Surely no compound of liberalism and egalitarianism could be conceived of which was more unstable or potentially more explosive than this one. It calls for the harnessing of the fraternal and conciliatory impulses and the liberation of the individualistic and idiosyncratic ones. It requires self-discipline and social discipline, and yet it cannot dispense with competition without sacrificing a vital medium of self-expression and one of the chief safeguards of the liberty of the subject. Willing the end, liberal democrats are presumably content to will the means. And historians who subscribe to the theory of liberal democracy are consequently committed to a profound faith in a variety of humane and egalitarian values and to the profound conviction that what a man does or says or thinks or feels is, at bottom, very much his own business and no-one else's.
When they turn to the past, however, historians are irresistibly tempted to betray their complex and somewhat whimsical political and social beliefs. When they turn to the past, it is not with the austerely dispassionate eye that sees but does not judge; nor is it with the compassionate heart that judges by the standards of the time and the temptations of the moment: all too frequently it is with the mawkish rapture of the sycophant for whom scarcely anything is so bad that success cannot redeem it.

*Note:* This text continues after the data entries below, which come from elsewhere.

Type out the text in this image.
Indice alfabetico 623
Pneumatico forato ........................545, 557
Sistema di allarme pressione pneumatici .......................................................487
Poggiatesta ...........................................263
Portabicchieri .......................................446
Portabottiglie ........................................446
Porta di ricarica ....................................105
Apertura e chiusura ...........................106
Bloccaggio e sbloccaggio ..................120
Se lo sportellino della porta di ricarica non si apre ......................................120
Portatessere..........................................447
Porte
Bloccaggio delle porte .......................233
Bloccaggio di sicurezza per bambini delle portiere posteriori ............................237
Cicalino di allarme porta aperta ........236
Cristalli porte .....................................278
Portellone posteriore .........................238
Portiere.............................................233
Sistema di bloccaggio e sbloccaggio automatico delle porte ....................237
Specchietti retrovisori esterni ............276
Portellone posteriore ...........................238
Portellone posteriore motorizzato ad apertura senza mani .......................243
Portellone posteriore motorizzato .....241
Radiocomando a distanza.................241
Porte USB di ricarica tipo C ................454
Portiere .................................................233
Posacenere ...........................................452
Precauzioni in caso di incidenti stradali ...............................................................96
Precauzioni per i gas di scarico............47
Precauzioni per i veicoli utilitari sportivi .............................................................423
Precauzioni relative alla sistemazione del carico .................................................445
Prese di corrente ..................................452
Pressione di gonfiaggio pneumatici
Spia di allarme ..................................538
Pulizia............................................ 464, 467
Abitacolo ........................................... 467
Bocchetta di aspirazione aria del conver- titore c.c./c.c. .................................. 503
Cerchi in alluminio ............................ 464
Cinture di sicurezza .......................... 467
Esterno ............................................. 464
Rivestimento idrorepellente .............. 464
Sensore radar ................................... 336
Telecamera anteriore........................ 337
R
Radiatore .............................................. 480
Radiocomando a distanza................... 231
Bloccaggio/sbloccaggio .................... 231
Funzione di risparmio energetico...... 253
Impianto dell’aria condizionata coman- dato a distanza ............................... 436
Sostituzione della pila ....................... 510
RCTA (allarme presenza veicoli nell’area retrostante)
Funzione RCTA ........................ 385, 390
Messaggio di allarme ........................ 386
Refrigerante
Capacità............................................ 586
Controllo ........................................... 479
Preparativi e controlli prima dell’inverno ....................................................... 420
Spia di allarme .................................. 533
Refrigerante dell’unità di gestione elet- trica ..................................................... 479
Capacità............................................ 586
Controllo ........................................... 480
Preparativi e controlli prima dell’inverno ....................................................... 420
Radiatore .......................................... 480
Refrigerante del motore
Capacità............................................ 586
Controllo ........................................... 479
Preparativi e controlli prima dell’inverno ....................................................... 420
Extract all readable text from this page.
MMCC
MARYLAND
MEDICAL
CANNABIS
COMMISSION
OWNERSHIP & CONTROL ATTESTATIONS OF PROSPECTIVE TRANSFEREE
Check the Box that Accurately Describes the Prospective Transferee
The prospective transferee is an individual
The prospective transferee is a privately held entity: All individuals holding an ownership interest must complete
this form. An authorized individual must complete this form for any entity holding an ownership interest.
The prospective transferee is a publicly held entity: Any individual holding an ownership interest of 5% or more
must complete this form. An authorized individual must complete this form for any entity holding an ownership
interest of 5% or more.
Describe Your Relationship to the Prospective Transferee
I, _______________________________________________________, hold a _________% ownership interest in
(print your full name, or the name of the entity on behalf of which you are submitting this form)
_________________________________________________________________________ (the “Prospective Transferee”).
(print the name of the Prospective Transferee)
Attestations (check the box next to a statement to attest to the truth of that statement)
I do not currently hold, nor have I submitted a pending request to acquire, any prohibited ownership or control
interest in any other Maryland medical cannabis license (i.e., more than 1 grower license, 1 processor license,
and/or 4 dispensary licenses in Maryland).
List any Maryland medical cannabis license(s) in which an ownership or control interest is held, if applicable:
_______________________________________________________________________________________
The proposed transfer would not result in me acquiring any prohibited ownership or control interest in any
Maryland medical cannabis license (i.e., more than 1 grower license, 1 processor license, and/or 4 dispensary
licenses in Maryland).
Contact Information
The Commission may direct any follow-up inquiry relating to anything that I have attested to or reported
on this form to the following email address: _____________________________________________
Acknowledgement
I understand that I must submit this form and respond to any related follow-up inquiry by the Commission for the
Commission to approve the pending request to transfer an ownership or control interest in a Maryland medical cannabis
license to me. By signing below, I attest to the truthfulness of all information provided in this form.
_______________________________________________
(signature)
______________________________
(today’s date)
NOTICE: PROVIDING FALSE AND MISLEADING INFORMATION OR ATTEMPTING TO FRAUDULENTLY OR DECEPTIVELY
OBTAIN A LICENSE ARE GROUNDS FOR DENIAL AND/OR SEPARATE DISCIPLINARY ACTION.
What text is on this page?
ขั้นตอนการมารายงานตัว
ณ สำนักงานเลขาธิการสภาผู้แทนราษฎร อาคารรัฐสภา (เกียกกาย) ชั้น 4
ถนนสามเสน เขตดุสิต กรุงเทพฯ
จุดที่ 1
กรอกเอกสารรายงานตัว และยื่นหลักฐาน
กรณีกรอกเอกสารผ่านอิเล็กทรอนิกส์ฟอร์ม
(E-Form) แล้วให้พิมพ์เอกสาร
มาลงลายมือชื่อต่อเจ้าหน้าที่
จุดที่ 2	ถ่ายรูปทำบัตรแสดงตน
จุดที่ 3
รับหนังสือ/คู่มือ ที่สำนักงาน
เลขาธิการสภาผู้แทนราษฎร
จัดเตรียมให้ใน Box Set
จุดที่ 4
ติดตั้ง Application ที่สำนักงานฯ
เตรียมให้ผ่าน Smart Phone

It is not difficult to understand why they are so irresistibly tempted. The past leaves few traces. Thoughts, feelings, and actions, are fugitive things that rarely make a mark indelible enough to be transmitted to posterity. And when they do, how badly they travel! The historian is heir to no rich heritage. He is a beachcomber, more than content when he is fortunate enough to be a 'snapper-up of unconsidered trifles'. In the welter of mischances, utterly random contingencies, and rare strokes of good fortune, which determine the provisioning of his stock of materials, certain events, and certain personages, stand out. The historian clings gratefully to these and makes them central to his theme. On the whole the people with whom he deals have done well for themselves. They belong to the dominant classes and control the dominant institutions. The historian steeps himself in their affairs; relishes their triumphs; extenuates their mistakes; deplores their misfortunes; and presently finds himself taking them at their own valuation. In this way the concept of success insinuates itself into the historian's mind, where it thrives to such effect that eventually success becomes the touchstone of his scale of values. From the point where the historian recognizes greatness and rejoices to see it succeed, the descent is steep and rapid to the point where he sees success and calls it greatness, and to the further point where he discovers that overwhelming power is its own justification, whether in men or in institutions, whether in nations or in businesses.